Timber or steel?
As we look to build a more sustainable future, it’s no surprise that consumers and builders alike are increasingly turning to environmentally friendly building materials. And when it comes to sustainability, timber framing is looking brighter than ever.
The research is in
Recent research from the Timber Framing Collective shows that people continue to choose timber framing over steel due to its low cost, fast assembly, flexibility and ease of renovation. But it’s the incredible environmental benefits that are really resonating in a world that is increasingly looking to reduce its impact.
The research shows that steel is beginning to lose its shine among people building new homes, with an 11% decrease over the last two years in consumers who rate steel as superior. More consumers are being inspired by timber framing’s environmental and emotive proof points, such as:
– Australia’s plantation forestry is 100% sustainable as they are replanted after harvest
– Each year Australian Forest Industries replant more than 70 million trees
– Plantation trees are necessary to fight climate change and move towards net-zero by 2050
– Choosing timber is helping build a better world
The research also highlights that 48% of builders value green credentials as one of the most important factors in choice of materials. That’s an increase of 27% since 2021. And 72% feel positive about timber framing’s environmental impact, an increase of 21% since 2021. More and more builders are aligning with timber framing’s key environmental messages—that it’s renewable, responsibly sourced and removes greenhouse gases from the atmosphere. This is a space where steel simply cannot compete.
Timber framing vs. green steel
Whilst the steel framing industry is working to reduce its impact (which is great news for our planet), there’s a long way to go and timber framing will continue to come out on top for the foreseeable future.
Right now green steel is simply a concept. The intent is that it will be produced using low-carbon energy sources, which will significantly reduce carbon emissions compared to traditional steel production. It can also be made from recycled scrap metal, further reducing waste and environmental impact. However, the production of green steel still requires significant amounts of energy and resources, which releases greenhouse gases into the air.
On the other hand, timber is a renewable resource that is grown and harvested sustainably with careful management. Trees grow for around 30 years before they are harvested, allowing them to capture large amounts of carbon dioxide from our atmosphere. This carbon is locked up and stored for the life of the timber. And the timber in framing is actually carbon positive, meaning the entire production process removes more carbon dioxide than it emits.

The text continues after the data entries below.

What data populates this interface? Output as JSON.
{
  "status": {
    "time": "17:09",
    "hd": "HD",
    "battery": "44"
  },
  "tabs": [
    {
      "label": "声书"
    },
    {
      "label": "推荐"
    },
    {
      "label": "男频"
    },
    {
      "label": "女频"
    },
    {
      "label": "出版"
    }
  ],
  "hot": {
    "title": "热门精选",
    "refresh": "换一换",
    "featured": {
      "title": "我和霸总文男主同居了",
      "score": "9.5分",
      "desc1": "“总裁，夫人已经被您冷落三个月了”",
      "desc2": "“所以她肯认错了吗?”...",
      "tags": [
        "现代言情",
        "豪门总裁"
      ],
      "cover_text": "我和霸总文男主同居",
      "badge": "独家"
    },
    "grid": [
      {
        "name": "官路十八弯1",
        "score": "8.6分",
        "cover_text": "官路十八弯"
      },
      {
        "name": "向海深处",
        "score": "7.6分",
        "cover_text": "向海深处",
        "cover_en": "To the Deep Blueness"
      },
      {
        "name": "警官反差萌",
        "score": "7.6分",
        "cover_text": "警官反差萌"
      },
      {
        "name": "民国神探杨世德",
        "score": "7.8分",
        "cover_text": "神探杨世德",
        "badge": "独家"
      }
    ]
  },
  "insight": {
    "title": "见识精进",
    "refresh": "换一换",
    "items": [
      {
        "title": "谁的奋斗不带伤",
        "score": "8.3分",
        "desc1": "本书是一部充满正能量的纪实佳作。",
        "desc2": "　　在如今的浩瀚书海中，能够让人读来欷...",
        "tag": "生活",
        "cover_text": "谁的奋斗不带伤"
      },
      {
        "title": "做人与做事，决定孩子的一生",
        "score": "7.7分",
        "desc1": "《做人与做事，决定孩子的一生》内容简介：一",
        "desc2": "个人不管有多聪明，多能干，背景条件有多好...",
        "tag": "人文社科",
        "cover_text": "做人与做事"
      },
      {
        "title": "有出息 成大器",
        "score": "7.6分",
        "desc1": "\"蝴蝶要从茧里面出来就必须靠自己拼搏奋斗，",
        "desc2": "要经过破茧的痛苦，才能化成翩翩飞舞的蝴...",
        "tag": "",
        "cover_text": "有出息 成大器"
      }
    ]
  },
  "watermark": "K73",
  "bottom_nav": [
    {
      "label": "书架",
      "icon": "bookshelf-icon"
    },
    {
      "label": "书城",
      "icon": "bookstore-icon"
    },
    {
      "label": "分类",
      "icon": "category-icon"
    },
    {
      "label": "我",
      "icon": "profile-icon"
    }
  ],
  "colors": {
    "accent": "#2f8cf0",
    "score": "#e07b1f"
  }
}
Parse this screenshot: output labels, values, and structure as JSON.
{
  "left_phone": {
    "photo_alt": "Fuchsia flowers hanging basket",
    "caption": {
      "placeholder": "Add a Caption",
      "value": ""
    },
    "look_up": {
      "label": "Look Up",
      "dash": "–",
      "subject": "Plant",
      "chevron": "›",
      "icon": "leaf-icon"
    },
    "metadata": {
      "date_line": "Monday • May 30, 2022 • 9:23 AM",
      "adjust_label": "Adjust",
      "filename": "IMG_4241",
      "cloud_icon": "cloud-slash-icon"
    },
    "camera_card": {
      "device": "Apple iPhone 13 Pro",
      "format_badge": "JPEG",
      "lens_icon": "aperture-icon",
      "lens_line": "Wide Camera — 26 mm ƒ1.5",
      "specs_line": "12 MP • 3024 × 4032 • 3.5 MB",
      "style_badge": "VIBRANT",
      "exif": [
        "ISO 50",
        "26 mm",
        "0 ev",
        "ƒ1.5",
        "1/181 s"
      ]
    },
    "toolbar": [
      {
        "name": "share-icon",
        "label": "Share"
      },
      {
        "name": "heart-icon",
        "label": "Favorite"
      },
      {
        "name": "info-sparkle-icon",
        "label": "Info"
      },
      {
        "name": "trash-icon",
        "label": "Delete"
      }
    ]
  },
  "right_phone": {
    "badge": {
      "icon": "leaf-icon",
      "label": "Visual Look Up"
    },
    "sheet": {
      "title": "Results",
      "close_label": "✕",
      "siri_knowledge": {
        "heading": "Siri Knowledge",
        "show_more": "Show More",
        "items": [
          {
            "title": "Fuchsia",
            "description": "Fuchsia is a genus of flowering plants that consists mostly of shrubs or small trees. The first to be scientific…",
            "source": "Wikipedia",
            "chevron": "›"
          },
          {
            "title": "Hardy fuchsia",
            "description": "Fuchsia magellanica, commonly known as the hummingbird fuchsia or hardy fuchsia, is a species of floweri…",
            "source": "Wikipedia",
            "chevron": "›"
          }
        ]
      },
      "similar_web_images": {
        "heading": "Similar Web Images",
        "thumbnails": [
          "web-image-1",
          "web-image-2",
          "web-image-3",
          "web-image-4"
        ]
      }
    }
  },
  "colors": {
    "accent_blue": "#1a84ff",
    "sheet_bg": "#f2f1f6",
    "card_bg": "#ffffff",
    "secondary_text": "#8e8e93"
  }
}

We must all continue to take responsibility for the impact our choices have on the environment, and choosing timber framing is a positive step towards building a sustainable future. Get involved, share the resources, collaborate and let’s build a better world.
About the research
The research was collected through anonymous surveys among consumers and builders from December 2022 to January 2023. Findings were compared to research conducted in 2021. The sample size included 220 consumers who have built their home in past 2 years or plan to build in next 18 months, as well as 182 carpenters/builders.